- Theatrical release poster
- Directed by: Jean Boyer; Lester Fuller;
- Written by: Jean Boyer; Lester Fuller; Alex Joffé;
- Produced by: Ray Ventura
- Starring: Audrey Hepburn; Jules Munshin; Cara Williams;
- Cinematography: Charles Suin
- Edited by: Fanchette Mazin
- Music by: Paul Misraki
- Distributed by: Hoche Productions
- Release dates: 14 December 1951 (Belgium); 1952 (United Kingdom);
- Running time: 70 minutes
- Countries: United Kingdom France
- Languages: English French

= Monte Carlo Baby =

Monte Carlo Baby is a 1951 comedy film co-directed by Jean Boyer and Lester Fuller.

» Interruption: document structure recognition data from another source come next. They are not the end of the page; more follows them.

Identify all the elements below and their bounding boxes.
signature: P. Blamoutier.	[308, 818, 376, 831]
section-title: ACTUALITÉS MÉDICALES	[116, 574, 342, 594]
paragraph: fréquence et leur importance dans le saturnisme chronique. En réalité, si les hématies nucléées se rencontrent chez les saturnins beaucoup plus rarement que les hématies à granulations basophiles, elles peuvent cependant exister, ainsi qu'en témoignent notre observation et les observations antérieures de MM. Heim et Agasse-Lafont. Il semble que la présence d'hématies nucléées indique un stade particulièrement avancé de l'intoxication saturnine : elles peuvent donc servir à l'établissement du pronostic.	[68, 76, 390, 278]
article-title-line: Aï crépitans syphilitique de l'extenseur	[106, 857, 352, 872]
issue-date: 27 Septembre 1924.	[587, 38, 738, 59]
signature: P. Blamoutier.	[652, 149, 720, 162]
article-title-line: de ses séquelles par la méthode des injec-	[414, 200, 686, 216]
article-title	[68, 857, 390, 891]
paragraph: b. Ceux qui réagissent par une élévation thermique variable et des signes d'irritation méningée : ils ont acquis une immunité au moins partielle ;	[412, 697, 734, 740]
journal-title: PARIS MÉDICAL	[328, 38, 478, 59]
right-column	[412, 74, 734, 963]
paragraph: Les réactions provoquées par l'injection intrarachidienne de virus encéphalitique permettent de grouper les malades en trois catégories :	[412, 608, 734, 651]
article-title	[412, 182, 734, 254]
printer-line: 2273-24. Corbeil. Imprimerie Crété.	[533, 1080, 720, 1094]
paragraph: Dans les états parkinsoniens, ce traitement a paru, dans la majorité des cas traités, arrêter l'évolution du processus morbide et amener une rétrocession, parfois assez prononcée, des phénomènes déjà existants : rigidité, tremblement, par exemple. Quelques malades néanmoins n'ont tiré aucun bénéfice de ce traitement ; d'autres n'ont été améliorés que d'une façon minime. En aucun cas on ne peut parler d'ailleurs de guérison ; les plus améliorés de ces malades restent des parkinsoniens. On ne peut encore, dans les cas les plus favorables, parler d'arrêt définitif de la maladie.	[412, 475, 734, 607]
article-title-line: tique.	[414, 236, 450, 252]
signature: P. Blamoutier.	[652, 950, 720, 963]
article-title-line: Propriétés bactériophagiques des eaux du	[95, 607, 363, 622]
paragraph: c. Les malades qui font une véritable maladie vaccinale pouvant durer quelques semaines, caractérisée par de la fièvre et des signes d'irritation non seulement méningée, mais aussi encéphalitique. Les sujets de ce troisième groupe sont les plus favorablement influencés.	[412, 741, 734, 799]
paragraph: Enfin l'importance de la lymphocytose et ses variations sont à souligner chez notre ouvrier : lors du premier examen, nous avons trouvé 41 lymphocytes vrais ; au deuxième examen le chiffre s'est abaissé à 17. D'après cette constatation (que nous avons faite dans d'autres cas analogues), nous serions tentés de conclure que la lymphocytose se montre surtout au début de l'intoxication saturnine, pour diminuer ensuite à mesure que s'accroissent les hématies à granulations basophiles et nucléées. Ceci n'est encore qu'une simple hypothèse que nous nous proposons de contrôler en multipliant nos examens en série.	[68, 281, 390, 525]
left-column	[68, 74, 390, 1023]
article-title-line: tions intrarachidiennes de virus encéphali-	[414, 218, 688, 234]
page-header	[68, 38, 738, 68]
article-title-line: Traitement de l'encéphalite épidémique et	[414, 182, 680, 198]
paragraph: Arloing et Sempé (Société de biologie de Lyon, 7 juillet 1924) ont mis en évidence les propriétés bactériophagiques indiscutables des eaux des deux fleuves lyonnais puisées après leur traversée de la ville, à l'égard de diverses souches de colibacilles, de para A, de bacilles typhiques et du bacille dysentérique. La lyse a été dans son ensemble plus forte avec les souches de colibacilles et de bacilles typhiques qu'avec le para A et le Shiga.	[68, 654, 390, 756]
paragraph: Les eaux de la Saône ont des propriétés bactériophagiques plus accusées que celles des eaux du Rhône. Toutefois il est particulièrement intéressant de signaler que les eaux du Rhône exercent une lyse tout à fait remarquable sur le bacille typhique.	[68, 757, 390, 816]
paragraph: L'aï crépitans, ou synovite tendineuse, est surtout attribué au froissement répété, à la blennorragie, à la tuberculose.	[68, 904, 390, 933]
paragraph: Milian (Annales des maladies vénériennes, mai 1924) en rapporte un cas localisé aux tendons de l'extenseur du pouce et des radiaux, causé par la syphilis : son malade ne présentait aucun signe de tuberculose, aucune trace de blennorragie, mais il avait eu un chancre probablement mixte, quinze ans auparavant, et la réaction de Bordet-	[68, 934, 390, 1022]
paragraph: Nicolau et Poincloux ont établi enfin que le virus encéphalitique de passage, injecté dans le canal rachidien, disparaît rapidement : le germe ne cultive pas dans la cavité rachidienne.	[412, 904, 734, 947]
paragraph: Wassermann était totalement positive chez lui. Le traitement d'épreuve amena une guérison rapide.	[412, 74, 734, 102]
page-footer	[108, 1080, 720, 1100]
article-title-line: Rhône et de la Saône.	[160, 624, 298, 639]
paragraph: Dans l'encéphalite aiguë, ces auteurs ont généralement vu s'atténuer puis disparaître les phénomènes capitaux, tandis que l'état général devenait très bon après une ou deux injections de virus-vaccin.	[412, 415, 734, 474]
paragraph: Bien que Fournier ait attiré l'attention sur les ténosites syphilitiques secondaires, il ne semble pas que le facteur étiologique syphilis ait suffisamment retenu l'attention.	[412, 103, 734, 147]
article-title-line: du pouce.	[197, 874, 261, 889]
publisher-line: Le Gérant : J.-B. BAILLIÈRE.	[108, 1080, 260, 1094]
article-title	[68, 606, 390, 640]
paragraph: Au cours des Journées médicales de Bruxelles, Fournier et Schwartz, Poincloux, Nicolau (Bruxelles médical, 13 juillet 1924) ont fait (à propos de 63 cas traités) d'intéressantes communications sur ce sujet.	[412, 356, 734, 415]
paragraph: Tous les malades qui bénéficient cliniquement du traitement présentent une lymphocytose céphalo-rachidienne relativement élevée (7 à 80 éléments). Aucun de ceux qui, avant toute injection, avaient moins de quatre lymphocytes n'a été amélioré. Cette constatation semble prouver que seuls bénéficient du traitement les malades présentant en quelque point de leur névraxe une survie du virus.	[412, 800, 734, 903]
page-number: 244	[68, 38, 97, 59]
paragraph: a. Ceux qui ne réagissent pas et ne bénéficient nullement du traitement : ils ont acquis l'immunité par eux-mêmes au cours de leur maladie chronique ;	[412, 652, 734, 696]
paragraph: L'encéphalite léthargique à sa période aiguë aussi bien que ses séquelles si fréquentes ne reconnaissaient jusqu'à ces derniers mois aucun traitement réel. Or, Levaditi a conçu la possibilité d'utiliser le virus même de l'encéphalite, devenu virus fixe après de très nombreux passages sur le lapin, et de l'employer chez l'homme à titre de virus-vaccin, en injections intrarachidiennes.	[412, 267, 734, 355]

It featured an early performance by Audrey Hepburn playing a spoiled actress. Most Hepburn biographies indicate that it was during the filming of this film that Hepburn was first discovered by the playwright Colette and chosen for the lead role in the play Gigi, which would lead to Hepburn launching her acting career in Hollywood (though see Secret People (film) for an alternative account that suggests she was discovered by a film producer via that movie). In any event, this was the last movie Hepburn made before launching her Hollywood film career.

Monte Carlo Baby was produced in the English language, while a second version of the film was made in French. Since Hepburn was fluent in French, she played the same role (although the character's name was changed). This version of the film was released in 1951 as Nous irons à Monte Carlo (We're Going to Monte Carlo).